Mayat diletakkan pada gunung, yang dibuat sekat - sekat dan terdapat jendela, yang umumnya diisi dengan boneka sehingga seolah-olah seperti orang yang melihat dari balik jendela rumah. Pada saat mayat dimakamkan, dibawakan barang - barang yang disukai selama hidupnya. Di dalam pemakaman juga terdapat payung berwarna warni . Kami makan siang di restoran di tepi sungai, ditemani oleholeh salah satu pegawai restoran. Menurutnya, jika tamunya muslim, harus ditemani saat mencari makan, karena makanan untuk muslim sangat terbatas di Tana Toraja. Selanjutnya, kami melihat pasar dikota Makale. Bentuk pasar tak berbeda jauh dengan pasar di kota - kota lain di Indonesia. Disini kami membeli cindera mata, berupa batik khas Tana Toraja.
Malam itu kami kembali menginap di hotel. Pinca Makale sudah mengingatkan, bahwa agar tidak mabuk dijalan, sebelum berangkat ke Makassar harus sarapan. Sarapan tidak boleh banyak tapi secukupnya saja, dan dalam perjalanan disarankan istirahat di Gunung Nona (gunung yang berbentuk seperti buah dada seorang nona) sambil minum kopi dan menikmati pemandangan. Selanjutnya kami disarankan berhenti lagi di Pare-pare untuk makan siang, sesudah itu perjalanan boleh diteruskan ke kota Makassar tanpa henti. Saran ini disebabkan teman saya mendengar, bahwa saat berangkat ke Makale saya mabuk berat, untungnya perjalanan malam, sehingga tak banyak yang bisa dilihat.
Di gunung Nona kami beristirahat, ke toilet dan menikmati secangkir kopi sambil melihat pemandangan yang indah permai. Restoran tempat kami makan siang berada di tepi pantai, sehingga kami bisa menikmati kapal laut yang berlalu lalang di pantai. Dari Pare-pare kami terus menuju kota Makassar, dan sampai dihotel menjelang Magrib. Selesai sholat Magrib kami berjalan-jalan sepanjang Jl. Somba Opu dengan naik becak. Jalan Somba Opu terkenal dengan toko emas, yang berbeda dengan emas di daerah lain, karena emas disini berwarna lebih kuning, berasal dari daerah Kendari. Saya membeli seperangkat perhiasan untuk kenang-kenangan.

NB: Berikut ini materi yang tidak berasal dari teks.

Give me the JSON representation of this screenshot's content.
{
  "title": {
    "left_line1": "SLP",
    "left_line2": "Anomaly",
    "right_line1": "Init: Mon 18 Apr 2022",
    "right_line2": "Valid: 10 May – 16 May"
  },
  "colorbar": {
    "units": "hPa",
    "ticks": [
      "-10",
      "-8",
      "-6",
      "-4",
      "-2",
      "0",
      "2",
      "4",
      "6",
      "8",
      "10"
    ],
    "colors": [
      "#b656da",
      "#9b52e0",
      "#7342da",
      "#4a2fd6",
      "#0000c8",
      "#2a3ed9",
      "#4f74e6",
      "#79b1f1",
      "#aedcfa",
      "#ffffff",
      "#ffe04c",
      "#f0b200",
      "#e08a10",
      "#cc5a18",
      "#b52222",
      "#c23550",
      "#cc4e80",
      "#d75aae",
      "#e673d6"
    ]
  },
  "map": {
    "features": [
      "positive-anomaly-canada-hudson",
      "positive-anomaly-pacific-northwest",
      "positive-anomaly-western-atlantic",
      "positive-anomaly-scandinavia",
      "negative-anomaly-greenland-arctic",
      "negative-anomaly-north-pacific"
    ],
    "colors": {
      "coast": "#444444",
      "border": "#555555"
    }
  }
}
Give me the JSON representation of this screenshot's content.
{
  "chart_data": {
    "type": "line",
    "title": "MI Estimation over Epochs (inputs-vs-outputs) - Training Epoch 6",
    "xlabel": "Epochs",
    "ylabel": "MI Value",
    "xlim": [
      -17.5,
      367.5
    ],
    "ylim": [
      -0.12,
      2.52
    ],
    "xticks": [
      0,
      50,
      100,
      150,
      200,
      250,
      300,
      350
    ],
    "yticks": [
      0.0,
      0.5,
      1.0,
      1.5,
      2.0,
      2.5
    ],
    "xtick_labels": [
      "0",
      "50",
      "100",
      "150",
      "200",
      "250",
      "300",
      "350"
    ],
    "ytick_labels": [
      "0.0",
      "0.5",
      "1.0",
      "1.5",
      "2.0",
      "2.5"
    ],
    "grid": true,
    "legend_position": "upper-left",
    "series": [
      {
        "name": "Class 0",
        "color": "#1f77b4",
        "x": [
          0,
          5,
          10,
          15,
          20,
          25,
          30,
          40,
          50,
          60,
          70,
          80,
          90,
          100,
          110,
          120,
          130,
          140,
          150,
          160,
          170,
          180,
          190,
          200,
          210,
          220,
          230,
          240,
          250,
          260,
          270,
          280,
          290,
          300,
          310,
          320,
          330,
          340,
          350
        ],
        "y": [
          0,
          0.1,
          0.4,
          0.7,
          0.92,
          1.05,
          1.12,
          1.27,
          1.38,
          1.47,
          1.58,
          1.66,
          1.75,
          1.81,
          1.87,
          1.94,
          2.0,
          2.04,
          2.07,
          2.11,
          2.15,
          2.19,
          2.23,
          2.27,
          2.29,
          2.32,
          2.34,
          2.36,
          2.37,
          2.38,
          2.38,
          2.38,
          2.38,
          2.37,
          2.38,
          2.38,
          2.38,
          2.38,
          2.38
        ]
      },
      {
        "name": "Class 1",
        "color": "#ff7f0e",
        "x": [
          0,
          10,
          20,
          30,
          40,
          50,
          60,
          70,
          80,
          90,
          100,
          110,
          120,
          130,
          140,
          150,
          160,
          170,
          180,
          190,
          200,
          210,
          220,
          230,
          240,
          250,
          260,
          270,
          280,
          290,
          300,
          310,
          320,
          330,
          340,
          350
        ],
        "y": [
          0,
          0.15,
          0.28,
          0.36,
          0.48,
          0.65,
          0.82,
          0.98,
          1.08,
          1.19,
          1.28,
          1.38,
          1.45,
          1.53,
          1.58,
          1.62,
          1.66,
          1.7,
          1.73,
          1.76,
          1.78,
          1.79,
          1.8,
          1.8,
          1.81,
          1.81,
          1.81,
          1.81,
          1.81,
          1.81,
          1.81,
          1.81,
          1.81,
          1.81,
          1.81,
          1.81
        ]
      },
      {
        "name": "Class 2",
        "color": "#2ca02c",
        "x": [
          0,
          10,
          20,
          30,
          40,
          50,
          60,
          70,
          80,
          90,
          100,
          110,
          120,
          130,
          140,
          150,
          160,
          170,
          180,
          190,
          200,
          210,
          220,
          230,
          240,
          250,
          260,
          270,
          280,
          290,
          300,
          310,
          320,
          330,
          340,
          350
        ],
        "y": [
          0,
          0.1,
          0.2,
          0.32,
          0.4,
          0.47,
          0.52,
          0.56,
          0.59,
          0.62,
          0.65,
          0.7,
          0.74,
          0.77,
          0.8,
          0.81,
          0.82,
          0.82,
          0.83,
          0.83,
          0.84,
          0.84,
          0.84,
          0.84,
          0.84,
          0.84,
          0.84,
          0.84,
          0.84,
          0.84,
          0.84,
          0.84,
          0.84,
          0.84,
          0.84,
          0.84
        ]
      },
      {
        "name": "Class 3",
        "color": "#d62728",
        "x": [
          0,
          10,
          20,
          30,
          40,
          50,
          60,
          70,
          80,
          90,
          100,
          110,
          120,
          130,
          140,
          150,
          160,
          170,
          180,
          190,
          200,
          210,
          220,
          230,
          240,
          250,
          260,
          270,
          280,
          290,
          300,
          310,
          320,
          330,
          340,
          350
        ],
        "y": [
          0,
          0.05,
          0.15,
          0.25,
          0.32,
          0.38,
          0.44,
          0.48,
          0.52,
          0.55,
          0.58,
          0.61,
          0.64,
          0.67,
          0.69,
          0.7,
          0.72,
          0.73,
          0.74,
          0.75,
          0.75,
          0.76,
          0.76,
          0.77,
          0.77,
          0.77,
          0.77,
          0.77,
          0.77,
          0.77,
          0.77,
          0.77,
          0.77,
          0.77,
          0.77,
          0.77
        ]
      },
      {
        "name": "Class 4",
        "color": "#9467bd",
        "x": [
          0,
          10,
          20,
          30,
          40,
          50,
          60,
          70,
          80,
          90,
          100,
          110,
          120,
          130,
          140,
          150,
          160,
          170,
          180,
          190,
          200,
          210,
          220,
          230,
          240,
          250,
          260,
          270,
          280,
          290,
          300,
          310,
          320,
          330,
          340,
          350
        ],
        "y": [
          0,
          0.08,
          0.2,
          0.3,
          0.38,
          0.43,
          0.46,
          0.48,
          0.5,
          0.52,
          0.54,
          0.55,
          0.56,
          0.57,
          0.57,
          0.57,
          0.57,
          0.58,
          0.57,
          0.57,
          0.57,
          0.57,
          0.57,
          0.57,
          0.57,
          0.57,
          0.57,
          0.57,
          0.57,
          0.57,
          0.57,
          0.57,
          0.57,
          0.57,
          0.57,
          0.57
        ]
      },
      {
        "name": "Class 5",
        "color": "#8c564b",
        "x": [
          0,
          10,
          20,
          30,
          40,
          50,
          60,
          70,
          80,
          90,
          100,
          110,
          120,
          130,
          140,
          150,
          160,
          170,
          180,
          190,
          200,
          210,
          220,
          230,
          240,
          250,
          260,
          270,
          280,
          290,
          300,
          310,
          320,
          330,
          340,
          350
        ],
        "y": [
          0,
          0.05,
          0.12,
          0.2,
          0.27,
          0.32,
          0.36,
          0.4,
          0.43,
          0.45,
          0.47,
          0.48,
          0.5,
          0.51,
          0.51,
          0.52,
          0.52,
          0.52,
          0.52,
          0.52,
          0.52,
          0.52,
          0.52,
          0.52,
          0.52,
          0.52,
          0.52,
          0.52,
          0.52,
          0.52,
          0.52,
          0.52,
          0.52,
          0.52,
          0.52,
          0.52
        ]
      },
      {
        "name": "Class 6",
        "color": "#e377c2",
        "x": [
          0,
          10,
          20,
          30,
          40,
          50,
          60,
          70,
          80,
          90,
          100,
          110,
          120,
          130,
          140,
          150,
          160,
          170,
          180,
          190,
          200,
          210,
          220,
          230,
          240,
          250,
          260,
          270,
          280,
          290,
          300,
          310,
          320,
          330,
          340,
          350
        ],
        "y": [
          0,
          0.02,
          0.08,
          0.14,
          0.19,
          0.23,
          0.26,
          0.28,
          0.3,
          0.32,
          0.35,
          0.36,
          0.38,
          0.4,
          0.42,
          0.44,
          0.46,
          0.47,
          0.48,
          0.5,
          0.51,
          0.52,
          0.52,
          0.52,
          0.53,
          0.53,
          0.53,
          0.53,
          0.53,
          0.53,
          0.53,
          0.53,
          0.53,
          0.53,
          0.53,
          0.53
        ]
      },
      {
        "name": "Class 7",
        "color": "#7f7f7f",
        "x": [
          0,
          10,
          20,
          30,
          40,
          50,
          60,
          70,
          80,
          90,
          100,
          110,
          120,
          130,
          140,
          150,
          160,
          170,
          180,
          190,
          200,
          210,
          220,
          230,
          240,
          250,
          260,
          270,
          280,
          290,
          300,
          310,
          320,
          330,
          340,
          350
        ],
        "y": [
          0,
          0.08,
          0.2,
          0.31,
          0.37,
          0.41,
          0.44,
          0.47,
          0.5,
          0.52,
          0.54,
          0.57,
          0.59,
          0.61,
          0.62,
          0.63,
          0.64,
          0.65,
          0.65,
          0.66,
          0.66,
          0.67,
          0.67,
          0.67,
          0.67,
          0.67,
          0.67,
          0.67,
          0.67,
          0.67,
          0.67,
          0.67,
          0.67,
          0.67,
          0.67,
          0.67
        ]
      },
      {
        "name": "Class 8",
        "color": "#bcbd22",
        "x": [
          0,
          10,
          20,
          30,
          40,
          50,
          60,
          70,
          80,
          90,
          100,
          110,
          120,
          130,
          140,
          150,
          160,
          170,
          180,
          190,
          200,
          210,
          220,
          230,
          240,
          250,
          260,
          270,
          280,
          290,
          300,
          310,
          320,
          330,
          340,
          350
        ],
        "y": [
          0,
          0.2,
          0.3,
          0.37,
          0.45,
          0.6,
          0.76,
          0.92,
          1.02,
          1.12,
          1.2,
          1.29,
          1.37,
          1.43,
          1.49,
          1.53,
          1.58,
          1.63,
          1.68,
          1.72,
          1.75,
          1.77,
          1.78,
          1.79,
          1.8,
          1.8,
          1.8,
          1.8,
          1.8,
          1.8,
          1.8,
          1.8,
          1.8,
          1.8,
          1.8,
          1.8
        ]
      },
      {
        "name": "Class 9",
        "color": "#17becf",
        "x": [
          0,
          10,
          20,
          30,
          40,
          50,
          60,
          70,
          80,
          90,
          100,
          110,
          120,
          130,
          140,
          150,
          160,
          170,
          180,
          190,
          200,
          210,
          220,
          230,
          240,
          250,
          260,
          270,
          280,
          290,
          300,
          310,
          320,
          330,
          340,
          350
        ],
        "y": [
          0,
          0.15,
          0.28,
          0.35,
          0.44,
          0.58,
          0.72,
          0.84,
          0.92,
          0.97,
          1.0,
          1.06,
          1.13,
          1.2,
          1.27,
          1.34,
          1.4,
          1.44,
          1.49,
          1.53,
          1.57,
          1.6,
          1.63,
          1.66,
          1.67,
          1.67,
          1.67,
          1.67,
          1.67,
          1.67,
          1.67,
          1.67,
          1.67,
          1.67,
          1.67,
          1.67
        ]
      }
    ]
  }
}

Becak di Makassar sangat kecil, saya bersama teman nyaris nggak bisa masuk dalam satu becak, padahal sama-sama kurus. saya mencoba menjadi tukang becak, khusus untuk berpose disini.Malam ini kami tidur dengan nyenyak, karena besok pagi harus kembali ke Jakarta dengan penerbangan pagi.